REPUBLIKA.CO.ID, JAKARTA -- Orang yang mendapatkan lailatul qadar pada bulan Ramadhan, diyakini kualitas perilaku dan perbuatannya menjadi lebih baik. Menurut ilmu psikologi, untuk menjadi pribadi yang perilaku dan perbuatannya baik, maka dibutuhkan proses. Bulan Ramadhan dianggap sebagai proses menempa diri untuk menjadi lebih baik.
Guru Besar Psikologi UIN Syarif Hidayatullah Prof Abdul Mujib mengatakan, dengan melaksanakan berbagai macam ibadah selama bulan Ramadhan secara bersungguh-sungguh, maka secara psikologi akan terbawa kebiasaan ibadah tersebut sampai setelah Ramadhan.
"Teori psikologi adalah teori pengulangan, apapun itu kalau diulang-ulang menjadi kebiasaan, pertama mungkin proses (ibadahnya) terpaksa, lama-lama akan mencapai kualitas (ibadah) yang ikhlas," kata Prof Mujib kepada Republika.co.id, Selasa (13/6).
Mengenai ciri-ciri orang yang mendapatkan lailatul qadar, dia mengatakan, sejauh ini belum ada rumusan tentang ciri psikologi orang yang mendapatkan lailatul qadar. Tapi, menurutnya, lailatul qadar bukan suatu pemberian tanpa proses.
Menurutnya, jika proses menjalankan ibadah puasanya benar sejak awal, mulai dari niat sampai proses ibadah lainnya juga benar, maka kemungkinan akan mendapatkan lailatul qadar. "Tanda-tanda orang mendapatkan lailatul qadar atau tidak, itu tidak bisa dilihat dari ujungnya, mungkin bisa dilihat dari prosesnya," ujarnya.

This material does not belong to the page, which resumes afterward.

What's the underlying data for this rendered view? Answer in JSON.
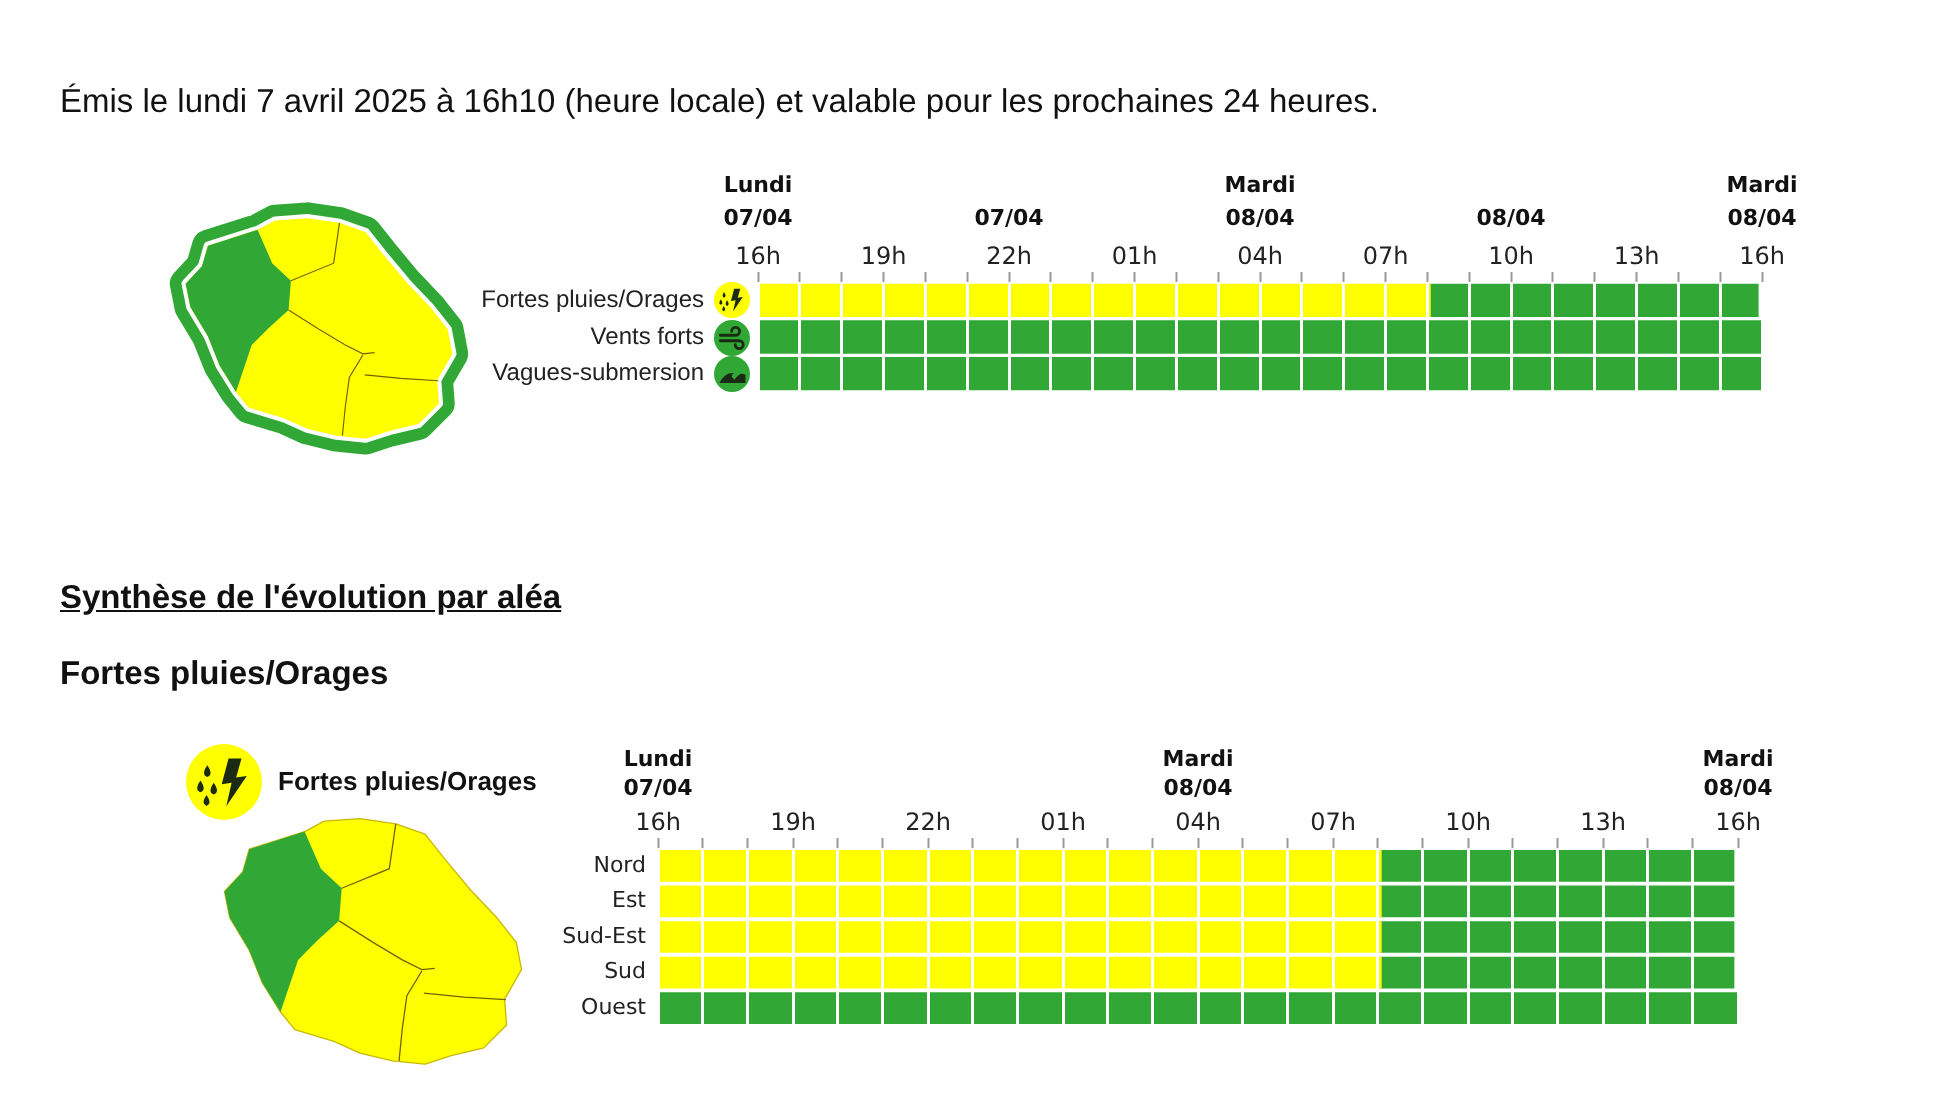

Misalnya, proses dan kesungguhan menjalankan ibadah di bulan Ramadhan mulai dari malam pertama. Ini dapat dilihat dari ciri-ciri orang yang berproses dan bersungguh-sungguh dalam melaksanakan ibadah serta meningkatkan kualitas dirinya.
Ciri-cirinya orang tersebut tentu rajin shalat berjamaah dan melaksanakan ibadah-ibadah lainnya dibanding sebelumnya. Juga silaturrahim, perilaku dan perkataan orang tersebut menjadi semakin baik kualitasnya. "Saya juga kurang sependapat dengan pendapat pada umumnya, umumnya mengatakan inti dari puasa itu adalah mengejar lailatul qadar," ujarnya.
Ia menjelaskan, lailatul qadar sebesar apa pun pahalanya masih bisa dihitung. Justru, ibadah puasa itu sendiri yang tidak bisa dihitung berapa banyak pahalanya. Hadis Rasulullah mengatakan, semua amal digandakan ganjarannya 700 kali lipat, kecuali puasa tidak terhitung pahalanya.
Bahkan, kadang-kadang tidak dapat pahala sama sekali. Artinya, pahala puasa jauh melebih segala-galanya dibanding pahala lailatul qadar. "Saya yakin lailatul qadar tidak akan didapatkan orang kalau dia tidak melaksanakan proses puasa yang baik. Makanya kalau secara proses, siapa orang yang mendapatkan lailatul qadar yaitu orang yang ibadah, perilaku, sabar, syukur, silaturrahim menjadi lebih baik," ucapnya.